If you’re looking for a game with the combined influences of Journey, Breath of the Wild, and the art of Jean Giraud, then you’ve come to the right place. Sable is an open-world exploration game in which you guide the protagonist on a rite of passage across the desert. The demo boasts gorgeous visuals: leave the game running and you can watch sunlight move across a temple wall, then be bathed in starlight as the game world oscillates between its day and night cycle. Sable sounds great too; sporting an original soundtrack by the indie rock band, Japanese Breakfast.
There’s been a rush of new photography games recently. With many people potentially having finished New Pokémon Snap, their fingers are likely itching for another bullet-free first person shooter — and Next Fest has just the thing! Toem is a wholesome photographic adventure in which you explore a world inspired by Scandinavian landscapes. The game’s visuals are particularly distinctive: hand-drawn and in grey-scale. You guide a Moomin-esque figure through an isometric world which then takes on a first-person, 3D perspective whenever you use your camera. There are quite a few quirky characters in the demo, too. Though you can’t ‘pet the dog’ (at least not so far) you can pet a cow, which is quite a unique experience in a video game!
Now for something very different. Norco is a sci-fi Southern Gothic point-and-click adventure. It has incredibly detailed pixel art based on the landscapes of South Louisiana. The game’s protagonist is searching for their missing brother, and will have to use various tactics to get past enemies including fast-talking as well as fighting. This game is incredibly atmospheric and the demo would suit any retro game fans.

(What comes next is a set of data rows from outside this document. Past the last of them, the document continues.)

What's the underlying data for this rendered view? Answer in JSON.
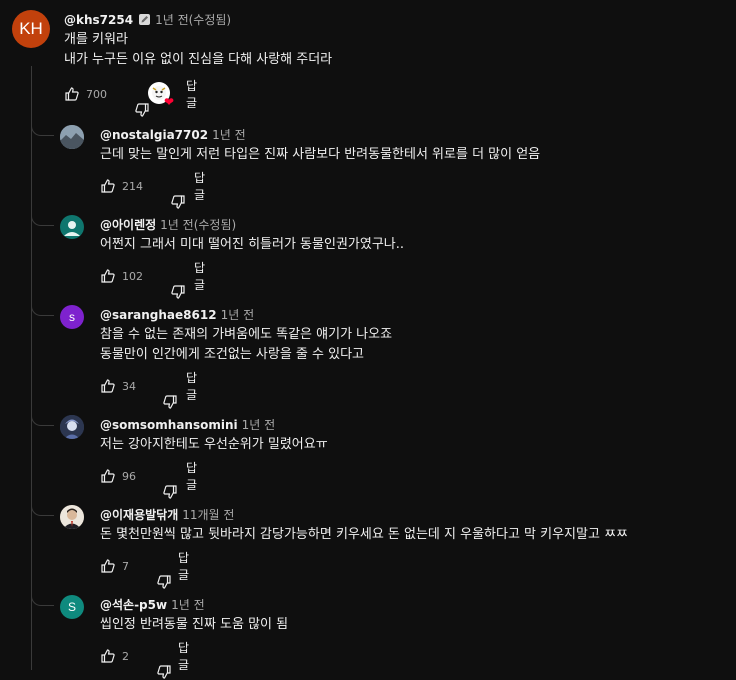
{
  "comments": {
    "top": {
      "handle": "@khs7254",
      "time": "1년 전(수정됨)",
      "lines": [
        "개를 키워라",
        "내가 누구든 이유 없이 진심을 다해 사랑해 주더라"
      ],
      "likes": "700",
      "reply_label": "답글"
    },
    "replies": [
      {
        "handle": "@nostalgia7702",
        "time": "1년 전",
        "lines": [
          "근데 맞는 말인게 저런 타입은 진짜 사람보다  반려동물한테서 위로를 더 많이 얻음"
        ],
        "likes": "214",
        "reply_label": "답글",
        "avatar_color": "#7a8a9a"
      },
      {
        "handle": "@아이렌정",
        "time": "1년 전(수정됨)",
        "lines": [
          "어쩐지 그래서 미대 떨어진 히틀러가 동물인권가였구나.."
        ],
        "likes": "102",
        "reply_label": "답글",
        "avatar_color": "#0f766e"
      },
      {
        "handle": "@saranghae8612",
        "time": "1년 전",
        "lines": [
          "참을 수 없는 존재의 가벼움에도 똑같은 얘기가 나오죠",
          "동물만이 인간에게 조건없는 사랑을 줄 수 있다고"
        ],
        "likes": "34",
        "reply_label": "답글",
        "avatar_color": "#7e22ce",
        "avatar_letter": "s"
      },
      {
        "handle": "@somsomhansomini",
        "time": "1년 전",
        "lines": [
          "저는 강아지한테도 우선순위가 밀렸어요ㅠ"
        ],
        "likes": "96",
        "reply_label": "답글",
        "avatar_color": "#3b4a6b"
      },
      {
        "handle": "@이재용발닦개",
        "time": "11개월 전",
        "lines": [
          "돈 몇천만원씩 많고 뒷바라지 감당가능하면 키우세요 돈 없는데 지 우울하다고 막 키우지말고 ㅉㅉ"
        ],
        "likes": "7",
        "reply_label": "답글",
        "avatar_color": "#6b5a4a"
      },
      {
        "handle": "@석손-p5w",
        "time": "1년 전",
        "lines": [
          "씹인정 반려동물 진짜 도움 많이 됨"
        ],
        "likes": "2",
        "reply_label": "답글",
        "avatar_color": "#0f8a7e",
        "avatar_letter": "S"
      }
    ]
  },
  "top_avatar_letters": "KH",
  "icons": {
    "like": "thumbs-up-icon",
    "dislike": "thumbs-down-icon",
    "creator_heart": "creator-heart-icon",
    "edit_badge": "edit-badge-icon"
  },
  "colors": {
    "background": "#0f0f0f",
    "text": "#f1f1f1",
    "muted": "#aaaaaa",
    "heart": "#ff0033",
    "top_avatar": "#c2410c"
  }
}
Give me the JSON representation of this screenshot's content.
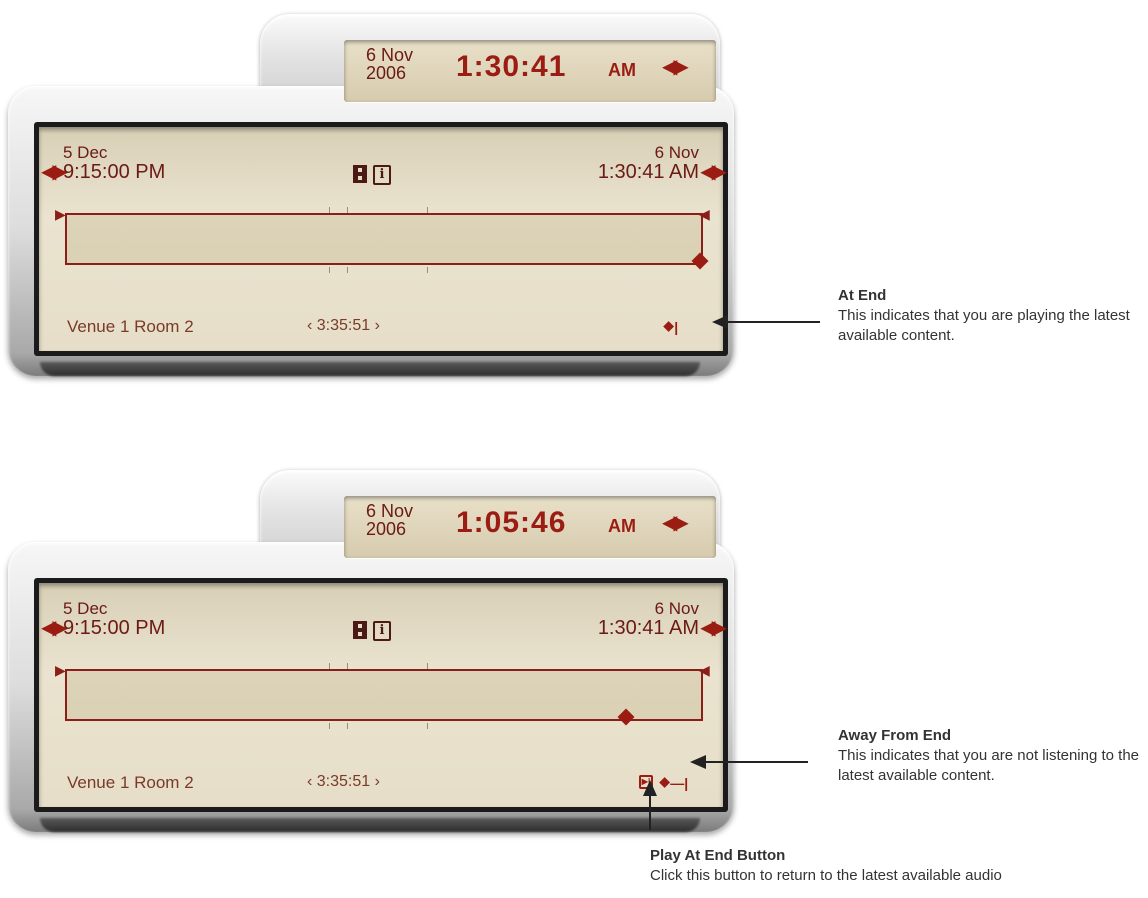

Terra Nil is like a crisp breath of fresh air — it’s a city builder with a twist. Rather than trying to create a bustling metropolis, Terra Nil is all about ecosystem reconstruction. You start by working with the water system and purifying the soil before moving on to encouraging plant life and then restoring biodiversity. Eco-friendly machinery helps with this process, and there’s an element of strategy to how you place and connect devices. Each region of the game has a different feel and features procedurally generated maps, which means there will be some novelty with each playthrough. The demo gives you a taste of how satisfying it is to turn Terra Nil from wasteland to luscious green wonderland.
The year is 1996 and you’re on the road trip of your life! The appropriately named Road 96 is about hitchhiking to the border in order to escape an authoritarian regime in the fictional nation of Petria. The game is choice-driven, as there will be decisions that change the world around you and how the trip progresses. The demo for 96 includes up to six different scenarios, with one assigned randomly when the game starts up. Given the amount of content available in the demo, this one is really worth going the distance for!
There are so many demos on offer as part of Next Fest that it’s really difficult to whittle it down to just five. So here’s a few extra recommendations if what you’ve seen so far has whet your appetite. There’s Lake, a game about returning to your hometown and becoming a mail carrier. If you’re looking for something a bit darker, there’s Death Trash, a post-apocalyptic game with strange cosmic terrors in it. Finally, if you like sci-fi then check The Fermi Paradox, which is a choice-driven narrative strategy game.
If Steam Next Fest is anything to go by, there’s a wealth of really cool games on the horizon! Even if you’ve missed the demo period, be sure to keep the ones above on your radar as they progress through development.